Limitations of iterable datasets

Hi Mario and thanks for your reply

I think I am getting set with the two first points, I did not observe code slowing down much when passing iterable datasets or datasets with streaming = False.

About the 3rd point, I think I will go with the option to replicate examples as a pre-processing step, which is the most easy. But to clarify, my question was to handle the case where I have dataset e.g. (x1, x2, …, xN) and I would like to train without seeing each x one time in an epoch. Imagine some samples are e.g. harder than others, or belong to more or less represented clusters, I could then over-sample these if I provide (p1, p2, …, pN) and sample mini-batches according to a certain probability which is e.g. increased for harder or less represented examples.

Still right now I am having a bit of issues working my way through achieving equivalent results with or without streaming datasets.

For others who may see this thread, I had issues to run HF trainer with iterable datasets because at first I haven’t noticed that HF iterable datasets (returned by load_dataset(…, streaming=True)) are not supported by PyTorch and I need to call dataset = dataset.with_format(“torch”) after applying map and before passing to trainer.

About current points I am having issues, in case you may have some hints for me please:

_ training loss curves decrease smoothly with streaming=False but currently with iterable datasets losses do not converge smoothly and even tend to diverge … I am still debugging and have not identify all possible causes, as far as I can tell, differences happening in between streaming=False/True is that for streaming I cannot use the group_by_length training option … apart from that I did not notice any other differences … am I missing some specific things to manually take care of e.g. shuffling, when using iterable datasets with HF trainer ?

_ to evaluate the model, either during training with e.g. evaluation_strategy = epoch and at the end of training with e.g. metrics = trainer.evaluate() ; I read that there are issues as the length of the evaluation/test datasets should be known in advance … are there some regular ways to perform evaluation on iterable datasets, such as callbacks, or should I e.g. use streaming dataset for train and keep in memory eval/test splits ?

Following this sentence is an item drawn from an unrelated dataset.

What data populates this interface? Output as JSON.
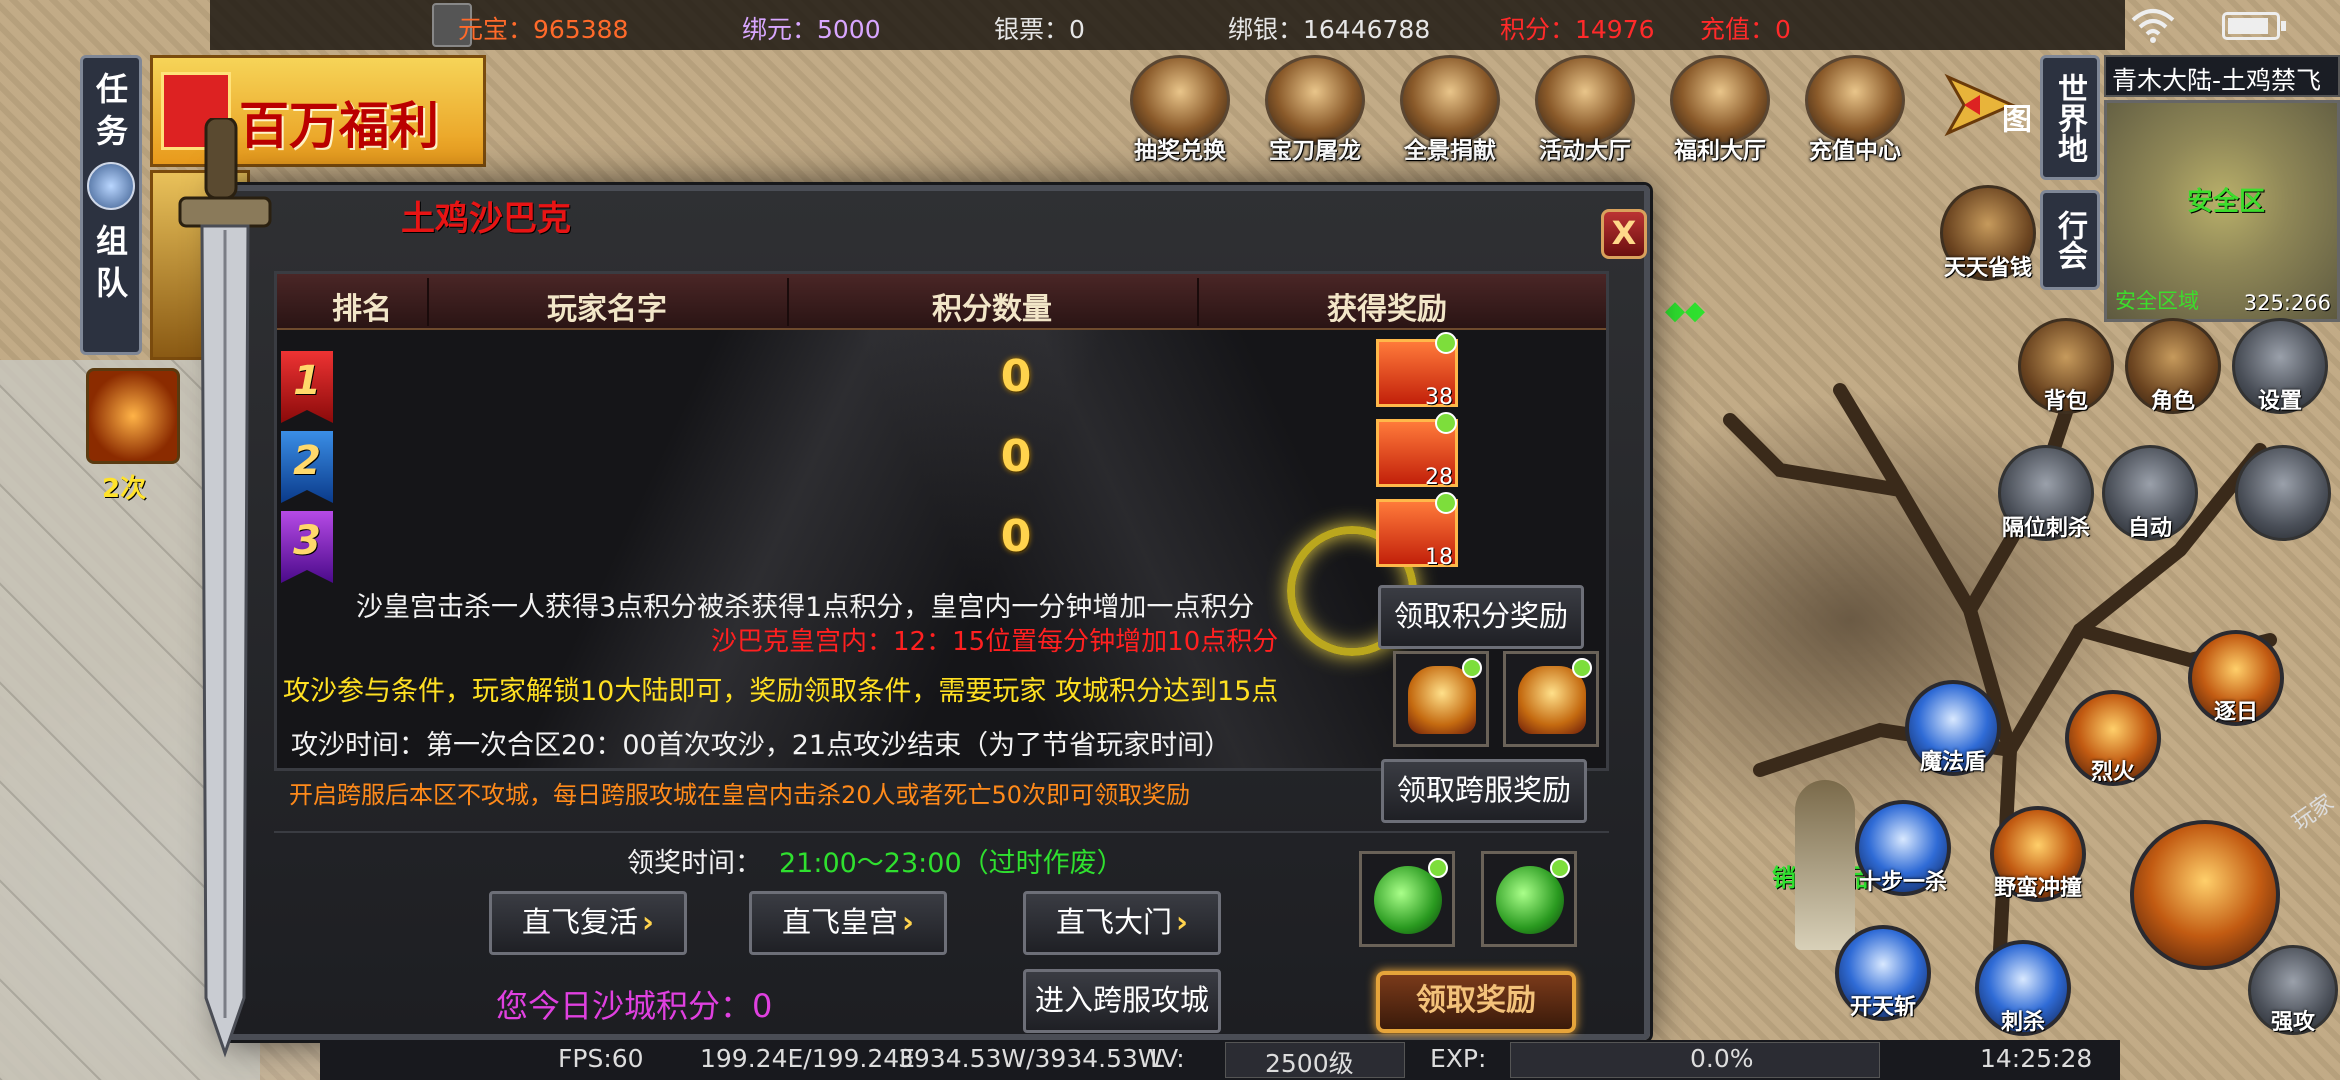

our servers have rather large RAM of 1.5TB, so I could actually load my datasets in memory
but I observed that parallel runs on very large datasets (e.g. 500M training examples) take a lot of time to initialise training, i.e. when calling trainer.train
this is actually longer than the time for dataset preprocessing e.g. tokenization
again, this is to take with a pinch of salt and maybe debugging work on my side will solve this, and any hint for me will be very appreciated !

best,
A